CU Times: What do you like about Kinecta?
Lederman: There's a good strong base of underwriting talent here. Kinecta uses automated underwriting, Fannie Mae Desktop Underwriter, but it's a good example of a shop that has talented, experienced underwriters, so the data that goes into the underwriting engine is meaningful. We only do full-documentation loans, so there are the makings of a very solid foundation, which we're going to build on.
CU Times: What is your strategy for Kinecta going forward?
Lederman: In this environment, aggressive lending would be foolhardy, and while we're in a period where home prices will continue to fall, the strategy will be to remain conservative in our lending practices, to be diversified across a broad range of assets from mortgage loans to auto loans to commercial loans, and to build the infrastructure for future expansion. I think we're in a consolidation mode, and it's prudent to be cautious during this fragile economic environment and build a solid base for expansion. So we will come out of this period of infrastructure building, and we'll be a much larger player in the secondary market. We won't just be a portfolio lender but also originate loans up for sale.
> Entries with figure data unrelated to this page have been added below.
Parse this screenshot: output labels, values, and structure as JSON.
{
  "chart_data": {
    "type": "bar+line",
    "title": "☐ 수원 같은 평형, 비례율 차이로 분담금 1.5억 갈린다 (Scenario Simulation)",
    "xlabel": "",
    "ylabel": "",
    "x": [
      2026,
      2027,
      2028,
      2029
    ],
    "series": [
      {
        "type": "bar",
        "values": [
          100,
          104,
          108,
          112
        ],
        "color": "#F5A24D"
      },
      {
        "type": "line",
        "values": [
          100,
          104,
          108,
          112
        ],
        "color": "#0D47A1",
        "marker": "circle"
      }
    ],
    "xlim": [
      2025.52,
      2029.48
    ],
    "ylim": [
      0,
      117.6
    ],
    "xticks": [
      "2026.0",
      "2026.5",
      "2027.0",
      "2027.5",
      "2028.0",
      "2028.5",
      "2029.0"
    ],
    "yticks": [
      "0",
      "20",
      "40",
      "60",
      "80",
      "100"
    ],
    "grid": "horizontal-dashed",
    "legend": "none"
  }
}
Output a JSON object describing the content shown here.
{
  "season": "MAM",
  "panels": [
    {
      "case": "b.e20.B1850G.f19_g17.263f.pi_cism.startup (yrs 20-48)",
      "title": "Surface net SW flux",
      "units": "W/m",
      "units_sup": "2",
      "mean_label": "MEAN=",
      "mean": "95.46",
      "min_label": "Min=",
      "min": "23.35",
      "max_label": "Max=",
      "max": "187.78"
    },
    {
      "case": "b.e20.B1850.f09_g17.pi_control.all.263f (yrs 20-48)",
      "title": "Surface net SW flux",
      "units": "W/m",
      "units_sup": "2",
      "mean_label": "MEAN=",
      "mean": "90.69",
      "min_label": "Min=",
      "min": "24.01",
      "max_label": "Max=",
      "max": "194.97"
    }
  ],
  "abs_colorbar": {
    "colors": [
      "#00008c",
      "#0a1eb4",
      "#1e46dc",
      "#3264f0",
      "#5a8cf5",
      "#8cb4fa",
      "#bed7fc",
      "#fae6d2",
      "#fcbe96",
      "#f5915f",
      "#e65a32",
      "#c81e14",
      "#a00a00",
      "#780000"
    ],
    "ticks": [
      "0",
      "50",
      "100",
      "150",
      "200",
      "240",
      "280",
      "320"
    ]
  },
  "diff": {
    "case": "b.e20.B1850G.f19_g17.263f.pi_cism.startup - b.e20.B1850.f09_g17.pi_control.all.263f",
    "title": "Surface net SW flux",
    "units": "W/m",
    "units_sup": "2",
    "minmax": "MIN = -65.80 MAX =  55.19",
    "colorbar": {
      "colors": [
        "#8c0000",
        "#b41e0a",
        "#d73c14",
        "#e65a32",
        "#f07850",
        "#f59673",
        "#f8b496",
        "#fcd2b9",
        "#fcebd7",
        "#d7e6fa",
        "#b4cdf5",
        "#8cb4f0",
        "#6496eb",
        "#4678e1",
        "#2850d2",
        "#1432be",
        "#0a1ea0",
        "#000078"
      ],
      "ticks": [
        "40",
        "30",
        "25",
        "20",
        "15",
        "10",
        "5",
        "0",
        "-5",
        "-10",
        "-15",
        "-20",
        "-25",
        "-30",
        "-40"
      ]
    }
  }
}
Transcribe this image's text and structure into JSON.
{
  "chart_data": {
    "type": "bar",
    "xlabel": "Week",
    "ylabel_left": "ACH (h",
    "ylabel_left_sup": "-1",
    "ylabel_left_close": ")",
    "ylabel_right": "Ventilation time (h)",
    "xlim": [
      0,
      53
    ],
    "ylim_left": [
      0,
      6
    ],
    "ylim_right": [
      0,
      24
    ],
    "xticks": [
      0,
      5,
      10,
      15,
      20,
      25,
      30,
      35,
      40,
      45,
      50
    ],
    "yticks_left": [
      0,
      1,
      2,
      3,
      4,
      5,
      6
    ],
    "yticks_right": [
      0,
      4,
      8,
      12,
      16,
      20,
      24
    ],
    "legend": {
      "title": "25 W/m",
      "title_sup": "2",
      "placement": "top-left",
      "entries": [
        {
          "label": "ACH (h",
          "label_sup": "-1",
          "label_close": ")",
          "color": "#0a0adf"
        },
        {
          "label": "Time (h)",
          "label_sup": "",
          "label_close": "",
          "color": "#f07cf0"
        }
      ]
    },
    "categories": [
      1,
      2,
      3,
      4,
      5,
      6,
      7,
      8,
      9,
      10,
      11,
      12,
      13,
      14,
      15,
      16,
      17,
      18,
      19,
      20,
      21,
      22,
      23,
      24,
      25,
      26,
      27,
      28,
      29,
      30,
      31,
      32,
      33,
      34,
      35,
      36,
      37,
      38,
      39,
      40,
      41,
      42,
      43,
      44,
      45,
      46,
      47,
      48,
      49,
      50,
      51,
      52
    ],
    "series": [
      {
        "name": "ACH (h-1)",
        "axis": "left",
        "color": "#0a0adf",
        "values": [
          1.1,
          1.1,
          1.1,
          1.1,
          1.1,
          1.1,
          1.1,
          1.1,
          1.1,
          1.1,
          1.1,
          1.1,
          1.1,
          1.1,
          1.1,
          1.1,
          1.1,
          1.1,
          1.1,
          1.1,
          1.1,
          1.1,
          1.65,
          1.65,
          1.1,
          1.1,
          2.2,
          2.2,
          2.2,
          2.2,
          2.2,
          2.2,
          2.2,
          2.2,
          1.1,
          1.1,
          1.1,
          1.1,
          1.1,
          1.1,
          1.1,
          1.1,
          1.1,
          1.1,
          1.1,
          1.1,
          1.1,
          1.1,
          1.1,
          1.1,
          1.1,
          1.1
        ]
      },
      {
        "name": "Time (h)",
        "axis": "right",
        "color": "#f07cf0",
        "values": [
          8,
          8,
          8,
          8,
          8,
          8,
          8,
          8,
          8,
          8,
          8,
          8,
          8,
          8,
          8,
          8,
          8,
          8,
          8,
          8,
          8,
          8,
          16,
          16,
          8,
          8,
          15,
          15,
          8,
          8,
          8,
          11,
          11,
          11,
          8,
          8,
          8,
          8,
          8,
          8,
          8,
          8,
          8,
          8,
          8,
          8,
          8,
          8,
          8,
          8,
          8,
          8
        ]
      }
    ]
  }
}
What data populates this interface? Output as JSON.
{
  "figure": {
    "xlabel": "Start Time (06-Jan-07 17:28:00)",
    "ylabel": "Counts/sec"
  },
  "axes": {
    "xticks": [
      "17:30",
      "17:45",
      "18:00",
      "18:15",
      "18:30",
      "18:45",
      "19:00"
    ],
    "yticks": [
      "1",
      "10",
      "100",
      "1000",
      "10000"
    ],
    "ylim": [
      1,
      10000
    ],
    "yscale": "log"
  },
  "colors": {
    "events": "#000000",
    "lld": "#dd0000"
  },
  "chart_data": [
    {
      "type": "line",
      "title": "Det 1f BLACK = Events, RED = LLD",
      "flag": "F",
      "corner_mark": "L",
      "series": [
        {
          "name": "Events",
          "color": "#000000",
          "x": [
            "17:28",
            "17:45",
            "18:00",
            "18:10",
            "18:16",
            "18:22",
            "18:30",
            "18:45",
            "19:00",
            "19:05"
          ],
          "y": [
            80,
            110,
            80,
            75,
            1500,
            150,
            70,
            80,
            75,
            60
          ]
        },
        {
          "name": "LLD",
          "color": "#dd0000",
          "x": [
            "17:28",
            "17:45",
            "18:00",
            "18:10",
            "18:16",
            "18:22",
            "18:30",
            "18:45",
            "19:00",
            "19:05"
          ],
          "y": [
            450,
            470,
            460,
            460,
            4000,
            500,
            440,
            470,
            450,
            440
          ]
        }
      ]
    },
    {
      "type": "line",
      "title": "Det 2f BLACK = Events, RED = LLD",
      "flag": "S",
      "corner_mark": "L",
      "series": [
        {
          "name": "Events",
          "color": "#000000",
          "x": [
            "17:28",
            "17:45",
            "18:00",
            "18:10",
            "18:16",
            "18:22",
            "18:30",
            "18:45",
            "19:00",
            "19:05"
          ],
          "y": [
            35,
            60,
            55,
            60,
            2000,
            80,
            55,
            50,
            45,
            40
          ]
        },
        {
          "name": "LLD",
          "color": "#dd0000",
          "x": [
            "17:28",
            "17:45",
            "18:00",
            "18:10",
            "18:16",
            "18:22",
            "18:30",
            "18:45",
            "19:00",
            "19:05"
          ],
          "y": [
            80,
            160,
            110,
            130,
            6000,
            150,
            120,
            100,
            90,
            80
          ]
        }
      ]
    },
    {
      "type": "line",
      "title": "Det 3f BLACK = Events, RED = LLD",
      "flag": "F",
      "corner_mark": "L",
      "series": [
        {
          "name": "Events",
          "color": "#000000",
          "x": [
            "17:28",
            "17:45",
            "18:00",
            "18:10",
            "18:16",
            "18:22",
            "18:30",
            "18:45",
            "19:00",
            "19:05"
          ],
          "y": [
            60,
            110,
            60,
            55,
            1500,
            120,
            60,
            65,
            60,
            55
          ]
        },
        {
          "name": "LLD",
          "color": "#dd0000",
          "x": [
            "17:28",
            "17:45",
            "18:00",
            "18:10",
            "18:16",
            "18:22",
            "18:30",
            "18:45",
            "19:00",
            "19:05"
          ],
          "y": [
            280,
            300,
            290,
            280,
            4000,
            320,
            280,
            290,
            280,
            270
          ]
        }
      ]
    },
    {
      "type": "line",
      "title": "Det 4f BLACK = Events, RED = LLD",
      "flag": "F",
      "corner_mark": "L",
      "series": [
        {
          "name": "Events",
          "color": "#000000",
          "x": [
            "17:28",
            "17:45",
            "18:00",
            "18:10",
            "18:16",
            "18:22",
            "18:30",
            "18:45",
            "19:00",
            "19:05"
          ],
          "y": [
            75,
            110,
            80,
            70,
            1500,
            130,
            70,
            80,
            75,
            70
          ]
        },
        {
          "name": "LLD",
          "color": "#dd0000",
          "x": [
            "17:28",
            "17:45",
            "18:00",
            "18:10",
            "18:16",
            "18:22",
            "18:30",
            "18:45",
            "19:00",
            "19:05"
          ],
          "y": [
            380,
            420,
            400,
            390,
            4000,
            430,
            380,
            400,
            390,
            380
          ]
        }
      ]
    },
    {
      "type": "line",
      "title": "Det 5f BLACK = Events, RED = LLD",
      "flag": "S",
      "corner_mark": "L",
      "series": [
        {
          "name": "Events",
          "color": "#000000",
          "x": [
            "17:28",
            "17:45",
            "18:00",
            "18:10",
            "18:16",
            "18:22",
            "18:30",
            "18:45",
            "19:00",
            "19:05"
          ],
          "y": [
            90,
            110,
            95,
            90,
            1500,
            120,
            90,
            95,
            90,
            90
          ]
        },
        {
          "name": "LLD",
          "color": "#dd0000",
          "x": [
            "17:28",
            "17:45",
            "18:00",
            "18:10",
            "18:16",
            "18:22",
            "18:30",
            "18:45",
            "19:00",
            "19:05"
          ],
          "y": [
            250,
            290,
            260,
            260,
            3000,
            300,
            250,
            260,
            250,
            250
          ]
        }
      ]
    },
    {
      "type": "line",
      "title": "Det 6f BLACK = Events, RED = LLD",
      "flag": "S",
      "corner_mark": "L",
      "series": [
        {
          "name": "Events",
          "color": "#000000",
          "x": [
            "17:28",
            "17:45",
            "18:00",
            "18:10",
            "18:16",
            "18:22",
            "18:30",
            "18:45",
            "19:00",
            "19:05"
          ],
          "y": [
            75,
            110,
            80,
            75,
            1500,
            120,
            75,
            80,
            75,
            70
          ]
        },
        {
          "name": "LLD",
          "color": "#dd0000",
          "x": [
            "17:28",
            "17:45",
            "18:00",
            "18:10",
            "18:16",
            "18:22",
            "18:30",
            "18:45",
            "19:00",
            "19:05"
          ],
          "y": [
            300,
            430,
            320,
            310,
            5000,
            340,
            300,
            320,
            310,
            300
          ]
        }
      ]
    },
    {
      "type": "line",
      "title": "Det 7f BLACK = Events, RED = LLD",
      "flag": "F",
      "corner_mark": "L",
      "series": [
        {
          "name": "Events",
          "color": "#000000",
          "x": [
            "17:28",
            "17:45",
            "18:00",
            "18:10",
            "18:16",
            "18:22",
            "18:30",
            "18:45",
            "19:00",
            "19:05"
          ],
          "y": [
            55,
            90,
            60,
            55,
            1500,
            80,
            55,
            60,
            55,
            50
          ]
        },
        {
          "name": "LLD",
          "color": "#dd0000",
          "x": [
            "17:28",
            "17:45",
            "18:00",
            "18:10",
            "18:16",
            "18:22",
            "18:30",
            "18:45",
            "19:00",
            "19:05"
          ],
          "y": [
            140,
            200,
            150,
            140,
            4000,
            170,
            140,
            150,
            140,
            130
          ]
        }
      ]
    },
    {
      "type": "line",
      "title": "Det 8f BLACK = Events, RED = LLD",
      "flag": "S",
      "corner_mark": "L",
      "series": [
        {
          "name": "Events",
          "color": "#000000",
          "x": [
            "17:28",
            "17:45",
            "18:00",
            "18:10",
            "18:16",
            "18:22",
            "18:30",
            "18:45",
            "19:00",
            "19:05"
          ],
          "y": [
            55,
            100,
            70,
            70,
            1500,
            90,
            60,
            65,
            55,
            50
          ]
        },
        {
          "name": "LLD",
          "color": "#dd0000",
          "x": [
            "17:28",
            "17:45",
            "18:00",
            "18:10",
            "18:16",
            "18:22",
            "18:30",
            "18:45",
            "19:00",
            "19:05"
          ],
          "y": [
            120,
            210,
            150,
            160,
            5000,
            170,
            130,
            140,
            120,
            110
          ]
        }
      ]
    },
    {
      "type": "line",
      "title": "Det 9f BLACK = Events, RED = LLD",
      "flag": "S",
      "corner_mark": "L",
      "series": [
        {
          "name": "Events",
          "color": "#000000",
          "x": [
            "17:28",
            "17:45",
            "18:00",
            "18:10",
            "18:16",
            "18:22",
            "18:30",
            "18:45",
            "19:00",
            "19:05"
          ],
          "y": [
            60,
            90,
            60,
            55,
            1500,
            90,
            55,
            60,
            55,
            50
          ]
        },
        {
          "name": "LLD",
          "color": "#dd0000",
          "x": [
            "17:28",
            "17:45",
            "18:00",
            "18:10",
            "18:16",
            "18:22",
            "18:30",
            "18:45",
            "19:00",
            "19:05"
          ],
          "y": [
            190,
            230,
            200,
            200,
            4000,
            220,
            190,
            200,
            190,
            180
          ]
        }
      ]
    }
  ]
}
CU Times: You have a reputation as an innovator. Do you have any new mortgage products in mind for Kinecta?
Lederman: Really, the industry is going away from new products; after all, a lot of interesting--quote, unquote--products were created and have been scaled back since. It's back to basics for a while. You can meet a lot of peoples' needs with basic 30-year, fixed-rate loans and basic short-term adjustable-rate mortgages. Our strategy will be to permanently invest in short-term adjustable rate mortgages while originating fixed-rate loans for sale.
CU Times: Do you think credit unions have what it takes to increase mortgage market share?
Lederman: Kinecta can do it. I can't speak for other credit unions out there, but I don't doubt the team here. The formula is to accommodate portfolio lending with one hand, while building secondary-market infrastructure with the other. I don't see any limit to growth opportunities by employing a strategy like that. I think many credit unions simply have not had the scale to develop a robust secondary-market execution. The secondary market is a missing link because it enables volume origination to be freed from balance sheet constraints.